3. Code of conduct to protect Canadians with existing mortgages

The government announced that it was taking steps to ensure that federally-regulated financial institutions (FRFIs) provide existing mortgage holders with fair and equitable access to relief measures. These measures include extended amortization periods, adjusted payment schedules and lump-sum payments. This will require coordination with the frameworks already in place with default mortgage insurers.

In addition to this announcement, the Financial Consumer Agency of Canada (FCAC) issued a proposed guideline on existing mortgage loans for consumers vulnerable to mortgage delinquency. The guidelines lay out three principles that FRFI’s must follow: fairness, appropriateness and accessibility. FCAC expects FRFIs to monitor their borrowers and identify those who might show early signs of mortgage hardship. Lenders will be expected to record, track and report on the relief measures.
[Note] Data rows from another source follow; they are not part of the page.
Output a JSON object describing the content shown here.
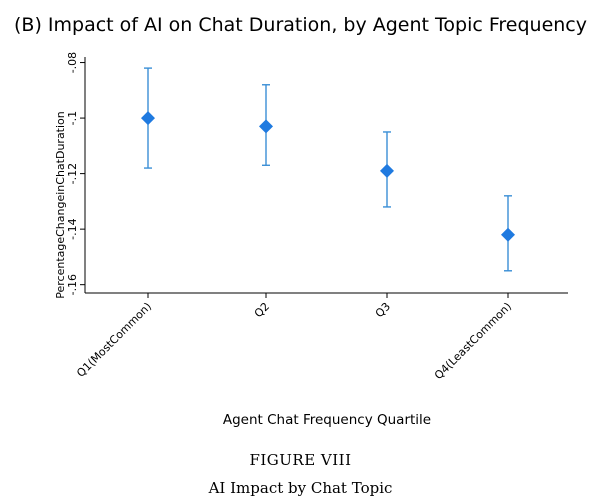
{
  "chart_data": {
    "type": "scatter",
    "title": "(B)  Impact of AI on Chat Duration, by Agent Topic Frequency",
    "xlabel": "Agent Chat Frequency Quartile",
    "ylabel": "PercentageChangeinChatDuration",
    "categories": [
      "Q1(MostCommon)",
      "Q2",
      "Q3",
      "Q4(LeastCommon)"
    ],
    "values": [
      -0.1,
      -0.103,
      -0.119,
      -0.142
    ],
    "ci_low": [
      -0.118,
      -0.117,
      -0.132,
      -0.155
    ],
    "ci_high": [
      -0.082,
      -0.088,
      -0.105,
      -0.128
    ],
    "y_ticks": [
      -0.08,
      -0.1,
      -0.12,
      -0.14,
      -0.16
    ],
    "y_tick_labels": [
      "-.08",
      "-.1",
      "-.12",
      "-.14",
      "-.16"
    ],
    "ylim": [
      -0.163,
      -0.078
    ],
    "grid": false,
    "colors": {
      "marker": "#1f7ae0",
      "errorbar": "#3a8fd6",
      "axis": "#000000"
    }
  },
  "figure": {
    "label": "FIGURE VIII",
    "caption": "AI Impact by Chat Topic"
  }
}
4. Changes to the funding of the CMB program

The Canada Housing Bonds Program (CMB) funds around $40 billion of insured single and multifamily mortgages each year. These bonds are issued from Canada Housing Trust (CHT), a special purpose entity created by the Canada Housing and Mortgage Corporation (CMHC). The government is proposing to fund this program directly, as its inclusion in the government’s debt program could reduce funding costs. 5-year CMBs are the bulk of the issuance and currently trade around 30 basis points wider than 5-year Canada bonds. Historically, 5-year CMBs have traded with a spread as low as 6 basis points to 5-year Canada bonds. Directly funding this program could represent a potential annual savings of $120 million at a 30 basis point spread, or $24 million at a 6 basis point spread. The intent is to “reinvest savings into important affordable housing programs.” The government will be consulting on the possible program changes. For brokers, it will be important for the government to ensure that creating financing for affordable housing is not at the expense of housing affordability for Canadians. 


Independent Opinion

The views and opinions expressed in this publication are solely and independently those of the author and do not necessarily reflect the views and opinions of any person or organization in any way affiliated with the author including, without limitation, any current or past employers of the author. While reasonable effort was taken to ensure the information and analysis in this publication is accurate, it has been prepared solely for general informational purposes. Any opinions, projections, or forward-looking statements expressed herein are solely those of the author. There are no warranties or representations being provided with respect to the accuracy and completeness of the content in this publication. Nothing in this publication should be construed as providing professional advice including investment advice on the matters discussed. The author does not assume any liability arising from any form of reliance on this publication. Readers are cautioned to always seek independent professional advice from a qualified professional before making any investment decisions.